2. As recently as months ago, those keys were 1024-bit RSA.

3. If the zones above those Cloudflare manages are RSA, it doesn't matter if Cloudflare's own zones are ECDSA.

4. ECDSA is itself outmoded and dangerous.[1]. Cloudflare has the first significant deployment of curve-based DNS on the Internet, and because of standards group torpor, they're forced to use bad NIST-curve DSA, while the rest of the world has moved on to better curves and deterministic signatures.

5. It takes just a few hours to write a new draft for ED25519. Pretty much the entire browser vendor community agrees that TLS needs a standardized Curve25519; a draft for that was submitted over a year ago, and still hasn't made it out of committee because of bikeshedding. Worse: browsers can enable Curve25519 piecemeal, because TLS is a negotiation protocol. DNS isn't. Because DNSSEC advocates have pushed deployment of broken '90s crypto, it could take close to a decade to get Ed25519 deployable in DNSSEC.

The idea that better DNSSEC crypto is just a standards document away is a pretty good illustration of what has gone wrong with 21+ years of attempted DNSSEC standardization.

There's a better alternative than DNSSEC, and it isn't DNSCurve: it is literally "do nothing". Don't break the Internet. Don't create a massive new deployment of embarrassing old curve crypto. Don't effectively sign keys over to the NSA. Billions of dollars of commerce flow over the Internet every week and none of it, not one bit, is protected by DNS security. DNSSEC isn't useful, it isn't needed, it certainly isn't a priority. It's in this case a way for Cloudflare to make some extra money, and nothing more.

[1]: http://blog.cr.yp.to/20140323-ecdsa.html

1 comments

tptacek - the root keys will remain RSA-keyed for some time. The root Key Signing Key (KSK) is 2048-bit RSA. The root Zone Signing Keys (ZSKs) that are CHANGED every 3 months (a ZSK key ceremony is in fact happening TODAY) are 1024-bit RSA.

There was strong interest in changing the algorithm when the KSK is rolled (when that occurs is still to be decided), but for the moment an algorithm change will not be part of that.

I don't deny that deployment of ED25519 will take some time. Once approved it has to be integrated into the signing software. It's also got to be integrated into the validation side. It's going to take time. So lets get started!

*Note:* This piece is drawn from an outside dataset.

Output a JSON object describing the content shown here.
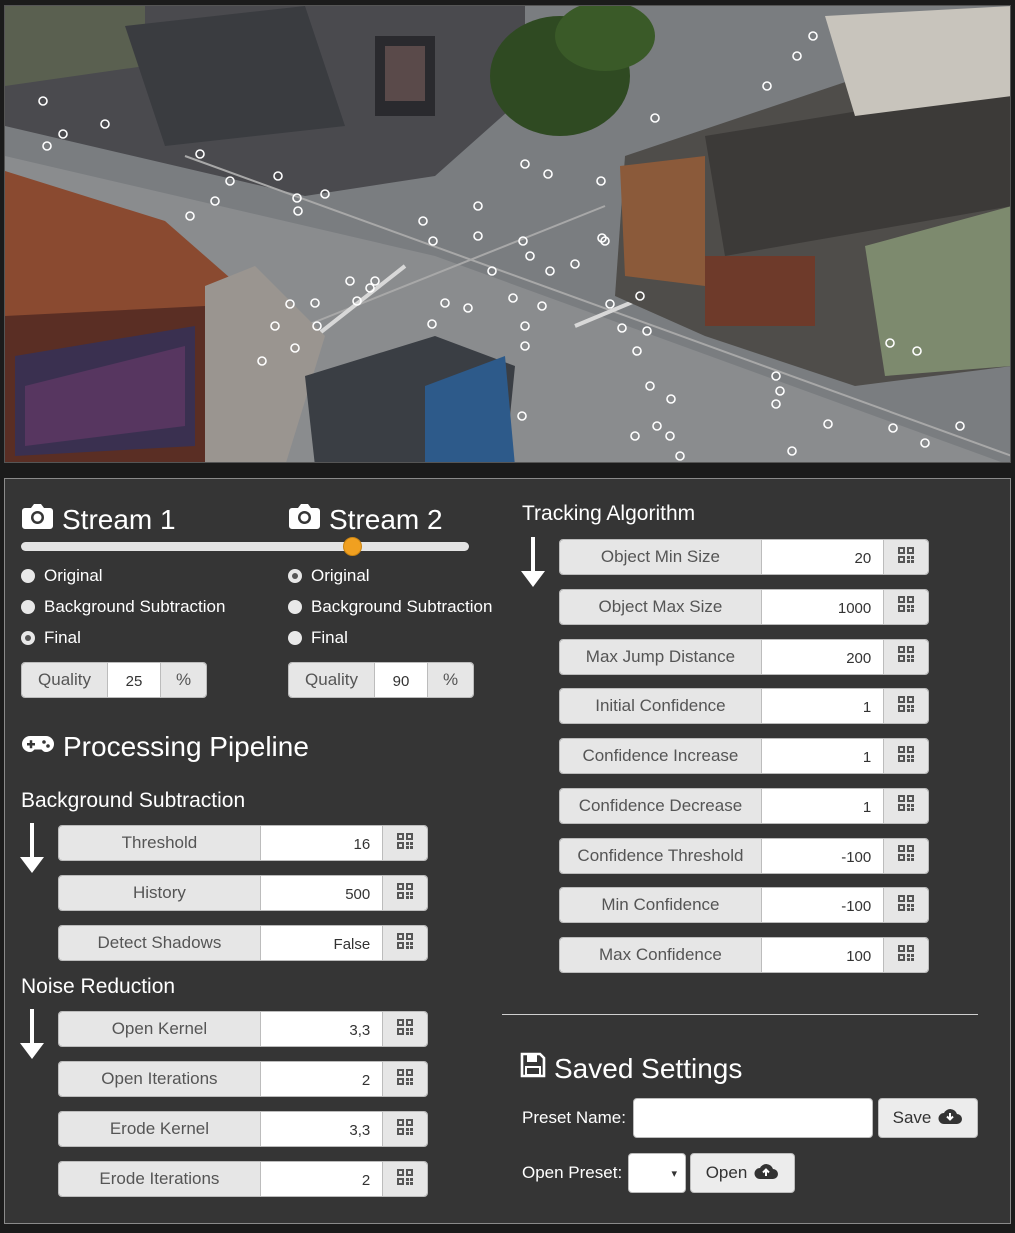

How about, instead of getting started, we accept that DNSSEC is a failed 21-year-long experiment, and figure out a better way to get the moral equivalent of HSTS and HPKP for email links?
In the event that DNSSEC is adopted, what would the best course of action be to protect sites?
The concern I have with DNSSEC is that if it's adopted --- where "adopted" means "by the major email providers and by browsers" --- there's not much you can do to protect yourself from the SIGINT agencies that control the top of the DNS tree.

If there was a significant benefit to users for DNSSEC adoption, I'd be my normal tedious "maybe it's good, maybe it's bad" self. But the benefits aren't there. Instead, DNSSEC will impose immense operational costs and in some ways reduce security:

https://news.ycombinator.com/item?id=10541719

This isn't a hard decision and I don't have a hard time siding with the anti-surveillance crowd on it.